Das Institut habe 2011 und 2012 vorsorglich Rückstellungen gebildet. Die seien aber eine reine Vorsichtsmaßnahme und kein Schuldeingeständnis, betonte Weimer. Ob Steuern nachbezahlt werden müssten und ob eine Strafe auf die HVB zukomme, würden die laufenden Ermittlungen zeigen. Ein vorläufiger Bericht wurde kürzlich vorgelegt, die endgültige Version solle Mitte des Jahres fertig sein.

Die Ermittler vermuten, dass auch andere Banken solche Geschäfte gemacht haben, die unter dem Schlagwort "Dividenden-Stripping" bekannt sind. Das Geschäft mit Dividendenpapieren rund um den Bilanzstichtag war lange Zeit weit verbreitet und galt als Steuer-Schlupfloch.
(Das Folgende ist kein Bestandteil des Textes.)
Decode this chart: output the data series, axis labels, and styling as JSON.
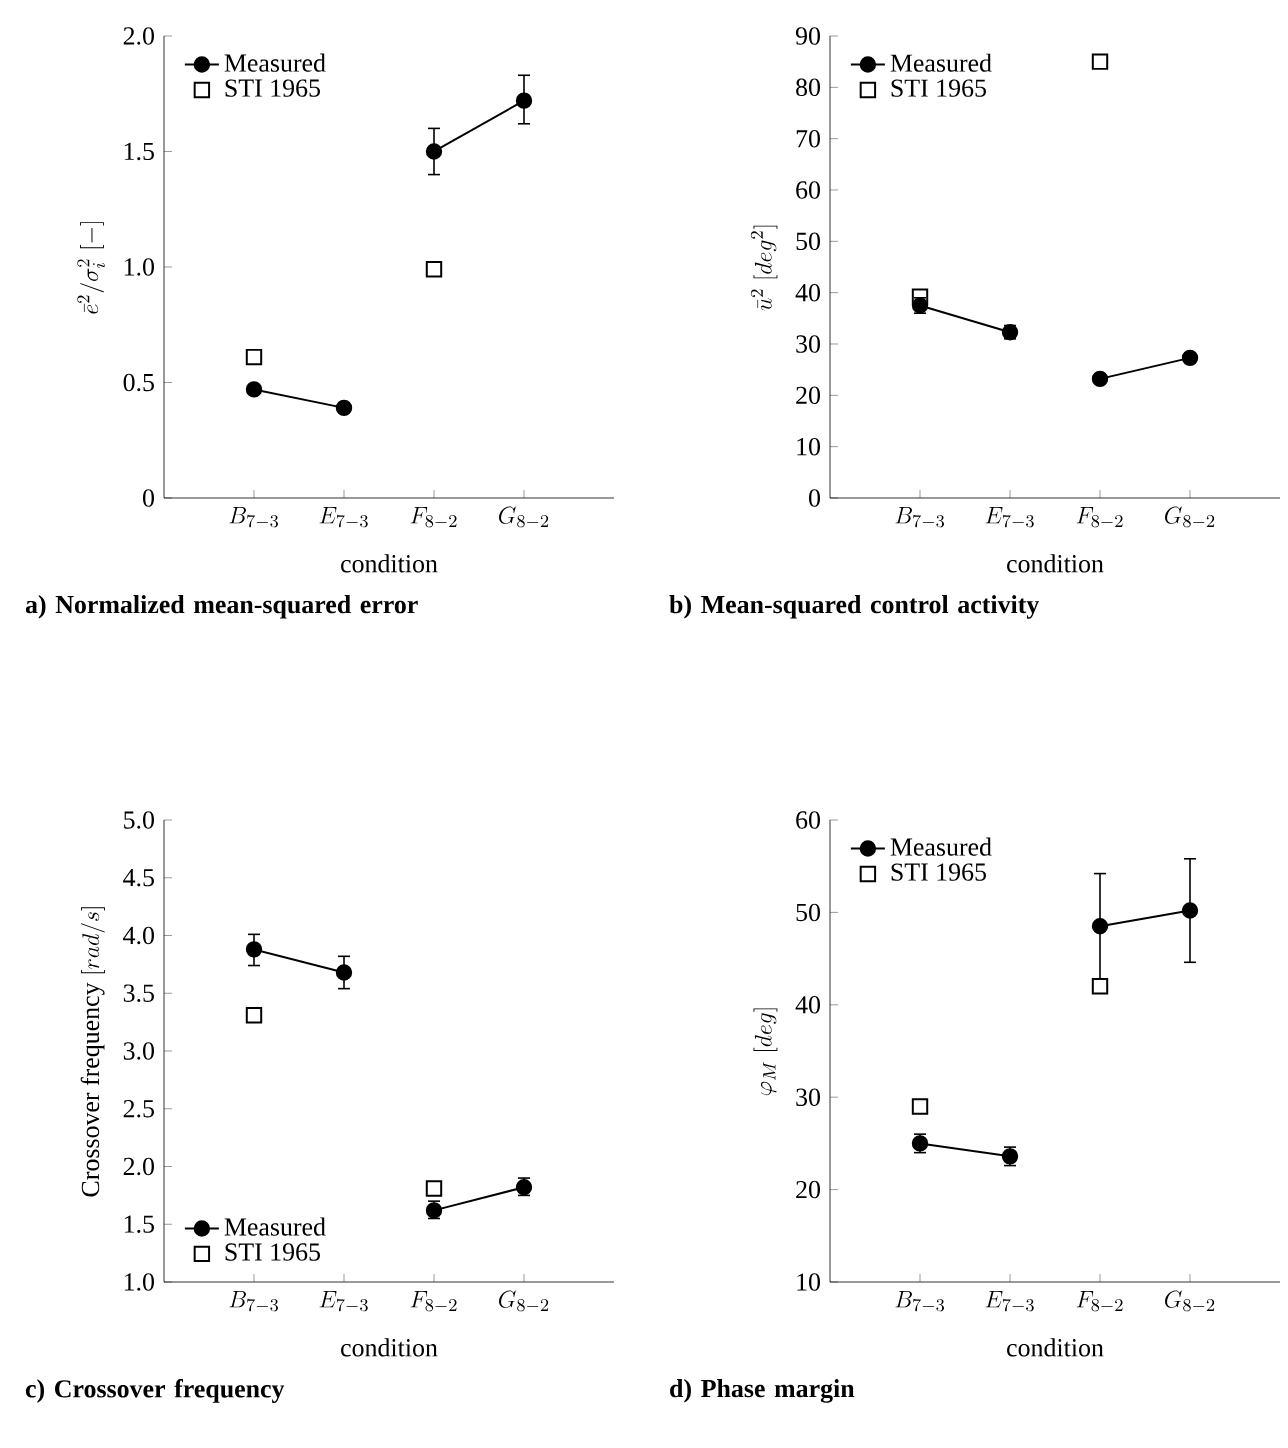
{
  "chart_data": [
    {
      "type": "line",
      "title": "a)  Normalized  mean-squared error",
      "xlabel": "condition",
      "ylabel": "\\bar{e}^2/\\sigma_i^2\\ [\\mathrm{-}]",
      "categories": [
        "B_{7-3}",
        "E_{7-3}",
        "F_{8-2}",
        "G_{8-2}"
      ],
      "ylim": [
        0,
        2
      ],
      "yticks": [
        0,
        0.5,
        {
          "value": 1,
          "label": "1.0"
        },
        1.5,
        {
          "value": 2,
          "label": "2.0"
        }
      ],
      "legend": "top left",
      "series": [
        {
          "name": "Measured",
          "marker": "circle",
          "color": "#000000",
          "values": [
            0.47,
            0.39,
            null,
            null
          ]
        },
        {
          "marker": "circle",
          "color": "#000000",
          "values": [
            null,
            null,
            1.5,
            1.72
          ],
          "errors": [
            null,
            null,
            [
              1.4,
              1.6
            ],
            [
              1.62,
              1.83
            ]
          ]
        },
        {
          "name": "STI 1965",
          "type": "scatter",
          "marker": "square",
          "color": "#000000",
          "values": [
            0.61,
            null,
            0.99,
            null
          ]
        }
      ]
    },
    {
      "type": "line",
      "title": "b) Mean-squared control activity",
      "xlabel": "condition",
      "ylabel": "\\bar{u}^2\\ [deg^2]",
      "categories": [
        "B_{7-3}",
        "E_{7-3}",
        "F_{8-2}",
        "G_{8-2}"
      ],
      "ylim": [
        0,
        90
      ],
      "yticks": [
        0,
        10,
        20,
        30,
        40,
        50,
        60,
        70,
        80,
        90
      ],
      "legend": "top left",
      "series": [
        {
          "name": "Measured",
          "marker": "circle",
          "color": "#000000",
          "values": [
            37.5,
            32.3,
            null,
            null
          ],
          "errors": [
            [
              36,
              39
            ],
            [
              31,
              33.6
            ],
            null,
            null
          ]
        },
        {
          "marker": "circle",
          "color": "#000000",
          "values": [
            null,
            null,
            23.2,
            27.3
          ]
        },
        {
          "name": "STI 1965",
          "type": "scatter",
          "marker": "square",
          "color": "#000000",
          "values": [
            39.2,
            null,
            85,
            null
          ]
        }
      ]
    },
    {
      "type": "line",
      "title": "c) Crossover frequency",
      "xlabel": "condition",
      "ylabel": "\\mathrm{Crossover\\ frequency}\\ [rad/s]",
      "categories": [
        "B_{7-3}",
        "E_{7-3}",
        "F_{8-2}",
        "G_{8-2}"
      ],
      "ylim": [
        1,
        5
      ],
      "yticks": [
        {
          "value": 1,
          "label": "1.0"
        },
        1.5,
        {
          "value": 2,
          "label": "2.0"
        },
        2.5,
        {
          "value": 3,
          "label": "3.0"
        },
        3.5,
        {
          "value": 4,
          "label": "4.0"
        },
        4.5,
        {
          "value": 5,
          "label": "5.0"
        }
      ],
      "legend": "bottom left",
      "series": [
        {
          "name": "Measured",
          "marker": "circle",
          "color": "#000000",
          "values": [
            3.88,
            3.68,
            null,
            null
          ],
          "errors": [
            [
              3.74,
              4.01
            ],
            [
              3.54,
              3.82
            ],
            null,
            null
          ]
        },
        {
          "marker": "circle",
          "color": "#000000",
          "values": [
            null,
            null,
            1.62,
            1.82
          ],
          "errors": [
            null,
            null,
            [
              1.55,
              1.7
            ],
            [
              1.75,
              1.9
            ]
          ]
        },
        {
          "name": "STI 1965",
          "type": "scatter",
          "marker": "square",
          "color": "#000000",
          "values": [
            3.31,
            null,
            1.81,
            null
          ]
        }
      ]
    },
    {
      "type": "line",
      "title": "d) Phase margin",
      "xlabel": "condition",
      "ylabel": "\\varphi_M\\ [deg]",
      "categories": [
        "B_{7-3}",
        "E_{7-3}",
        "F_{8-2}",
        "G_{8-2}"
      ],
      "ylim": [
        10,
        60
      ],
      "yticks": [
        10,
        20,
        30,
        40,
        50,
        60
      ],
      "legend": "top left",
      "series": [
        {
          "name": "Measured",
          "marker": "circle",
          "color": "#000000",
          "values": [
            25,
            23.6,
            null,
            null
          ],
          "errors": [
            [
              24,
              26
            ],
            [
              22.6,
              24.6
            ],
            null,
            null
          ]
        },
        {
          "marker": "circle",
          "color": "#000000",
          "values": [
            null,
            null,
            48.5,
            50.2
          ],
          "errors": [
            null,
            null,
            [
              42.8,
              54.2
            ],
            [
              44.6,
              55.8
            ]
          ]
        },
        {
          "name": "STI 1965",
          "type": "scatter",
          "marker": "square",
          "color": "#000000",
          "values": [
            29,
            null,
            42,
            null
          ]
        }
      ]
    }
  ]
}
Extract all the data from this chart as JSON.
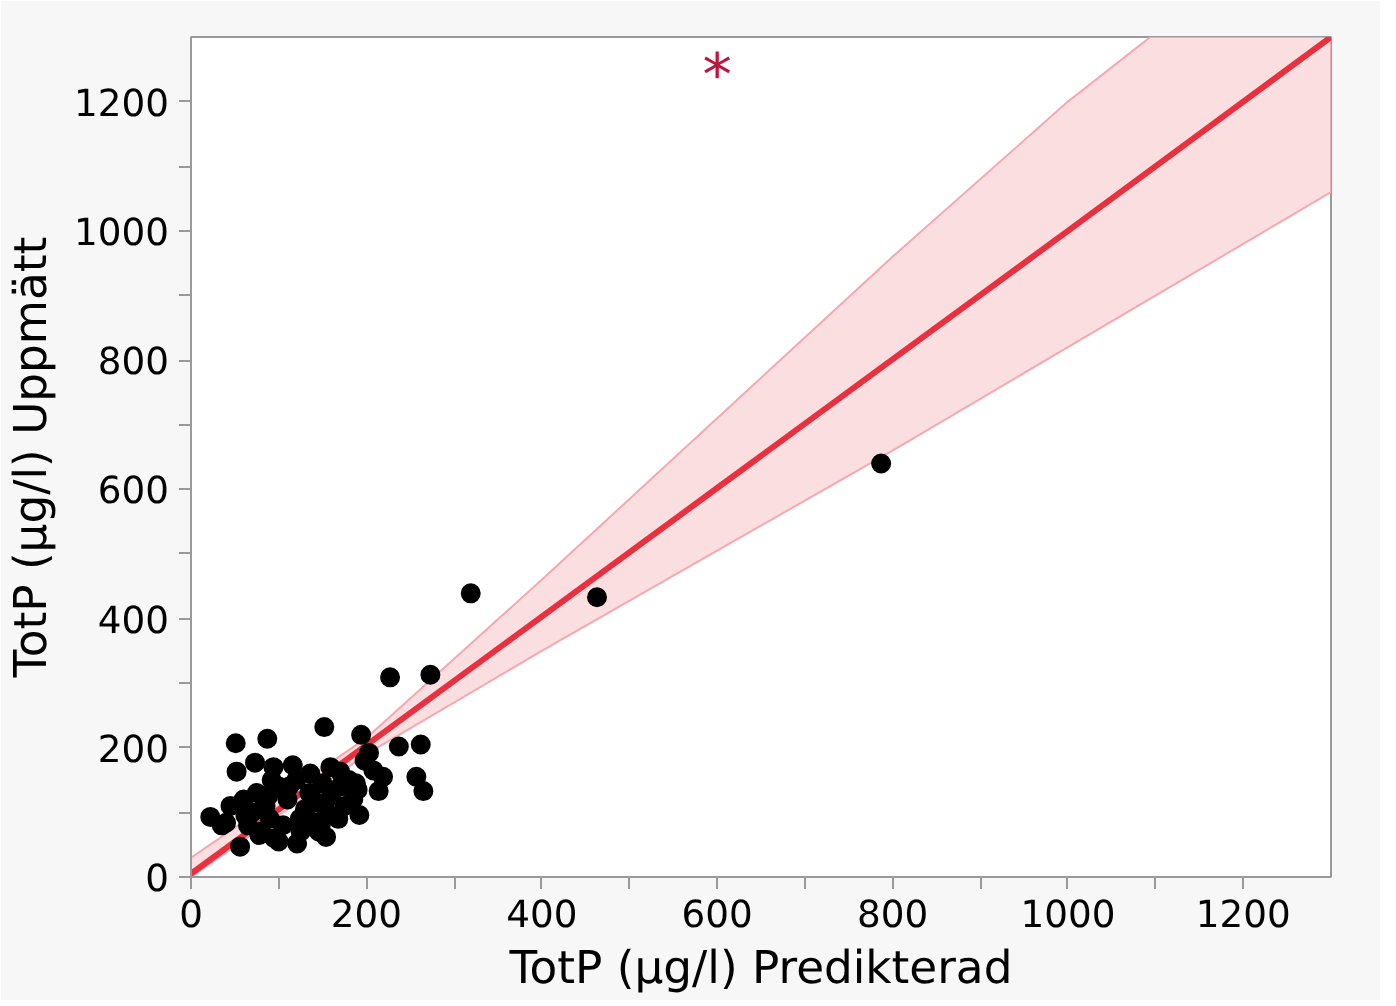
{
  "chart_data": {
    "type": "scatter",
    "xlabel": "TotP (µg/l) Predikterad",
    "ylabel": "TotP (µg/l) Uppmätt",
    "xlim": [
      0,
      1300
    ],
    "ylim": [
      0,
      1300
    ],
    "xticks": [
      0,
      {
        "value": 100,
        "label": null
      },
      200,
      {
        "value": 300,
        "label": null
      },
      400,
      {
        "value": 500,
        "label": null
      },
      600,
      {
        "value": 700,
        "label": null
      },
      800,
      {
        "value": 900,
        "label": null
      },
      1000,
      {
        "value": 1100,
        "label": null
      },
      1200
    ],
    "yticks": [
      0,
      {
        "value": 100,
        "label": null
      },
      200,
      {
        "value": 300,
        "label": null
      },
      400,
      {
        "value": 500,
        "label": null
      },
      600,
      {
        "value": 700,
        "label": null
      },
      800,
      {
        "value": 900,
        "label": null
      },
      1000,
      {
        "value": 1100,
        "label": null
      },
      1200
    ],
    "grid": false,
    "annotations": [
      "*"
    ],
    "series": [
      {
        "type": "line",
        "color": "#e8303f",
        "marker": "none",
        "line_style": "solid",
        "x": [
          0,
          200,
          400,
          600,
          800,
          1000,
          1094,
          1300
        ],
        "values": [
          5,
          204,
          403,
          602,
          801,
          1000,
          1094,
          1300
        ],
        "lower": [
          0,
          190,
          350,
          505,
          660,
          820,
          895,
          1060
        ],
        "upper": [
          30,
          215,
          460,
          710,
          960,
          1200,
          1300,
          1300
        ]
      },
      {
        "color": "#000000",
        "marker": "circle",
        "x": [
          51,
          87,
          73,
          52,
          22,
          40,
          56,
          121,
          154,
          152,
          194,
          203,
          227,
          273,
          319,
          463,
          787,
          237,
          262,
          257,
          265,
          192,
          219,
          214,
          170,
          159,
          94,
          116,
          60,
          65,
          70,
          75,
          80,
          85,
          90,
          95,
          100,
          105,
          110,
          120,
          125,
          130,
          135,
          140,
          145,
          150,
          155,
          160,
          170,
          175,
          180,
          185,
          190,
          62,
          78,
          88,
          148,
          168,
          188,
          45,
          35,
          100,
          112,
          124,
          136,
          146,
          208,
          198,
          92
        ],
        "values": [
          207,
          214,
          177,
          163,
          93,
          84,
          47,
          52,
          62,
          232,
          220,
          192,
          309,
          313,
          439,
          433,
          640,
          202,
          205,
          155,
          133,
          96,
          155,
          133,
          163,
          170,
          170,
          173,
          120,
          80,
          100,
          130,
          70,
          110,
          90,
          60,
          140,
          80,
          120,
          150,
          70,
          105,
          130,
          85,
          115,
          145,
          100,
          125,
          140,
          110,
          150,
          120,
          135,
          95,
          65,
          125,
          80,
          90,
          145,
          110,
          80,
          55,
          140,
          90,
          160,
          70,
          165,
          180,
          150
        ]
      }
    ]
  }
}
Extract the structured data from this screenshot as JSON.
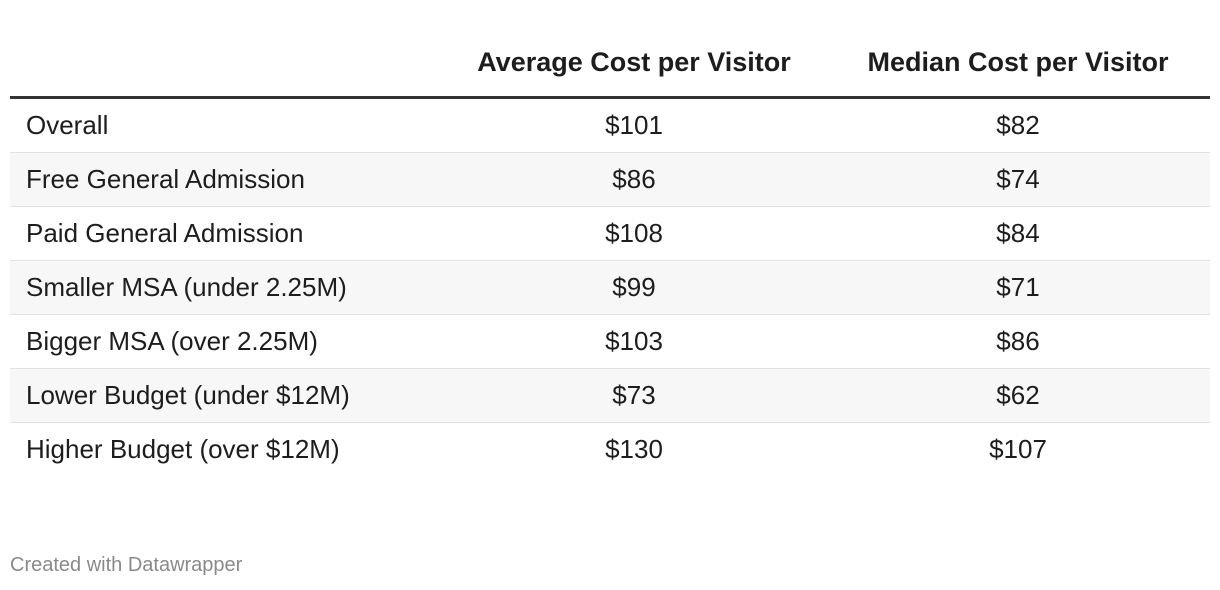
{
  "chart_data": {
    "type": "table",
    "columns": [
      "",
      "Average Cost per Visitor",
      "Median Cost per Visitor"
    ],
    "rows": [
      {
        "category": "Overall",
        "average": "$101",
        "median": "$82"
      },
      {
        "category": "Free General Admission",
        "average": "$86",
        "median": "$74"
      },
      {
        "category": "Paid General Admission",
        "average": "$108",
        "median": "$84"
      },
      {
        "category": "Smaller MSA (under 2.25M)",
        "average": "$99",
        "median": "$71"
      },
      {
        "category": "Bigger MSA (over 2.25M)",
        "average": "$103",
        "median": "$86"
      },
      {
        "category": "Lower Budget (under $12M)",
        "average": "$73",
        "median": "$62"
      },
      {
        "category": "Higher Budget (over $12M)",
        "average": "$130",
        "median": "$107"
      }
    ]
  },
  "footer": {
    "credit": "Created with Datawrapper"
  },
  "colors": {
    "header_rule": "#333333",
    "row_alt_bg": "#f7f7f7",
    "row_divider": "#e2e2e2",
    "footer_text": "#8a8a8a"
  }
}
Mittlerweile ist es durch strengere Gesetze gestopft. Nach Angaben des Bundesfinanzministeriums prüfen Finanzämter derzeit mehrere Fälle von Leerverkäufen rund um den Tag der Dividendenzahlung.

Er könne nicht beurteilen, welche Geschäfte andere Banken in diesem Bereich getätigt haben, so Weimer. Einige der Mitarbeiter, die bei der HVB in den Fall involviert waren, hätten die Münchener Bank verlassen, andere seien noch bei dem Institut. Mit ihnen werde ausführlich über das Thema gesprochen. "Wir gucken da ganz, ganz, ganz genau hin", so der HVB-Chef. Freigestellt würden die Mitarbeiter jedoch nicht, solange keine Verfehlungen nachgewiesen seien.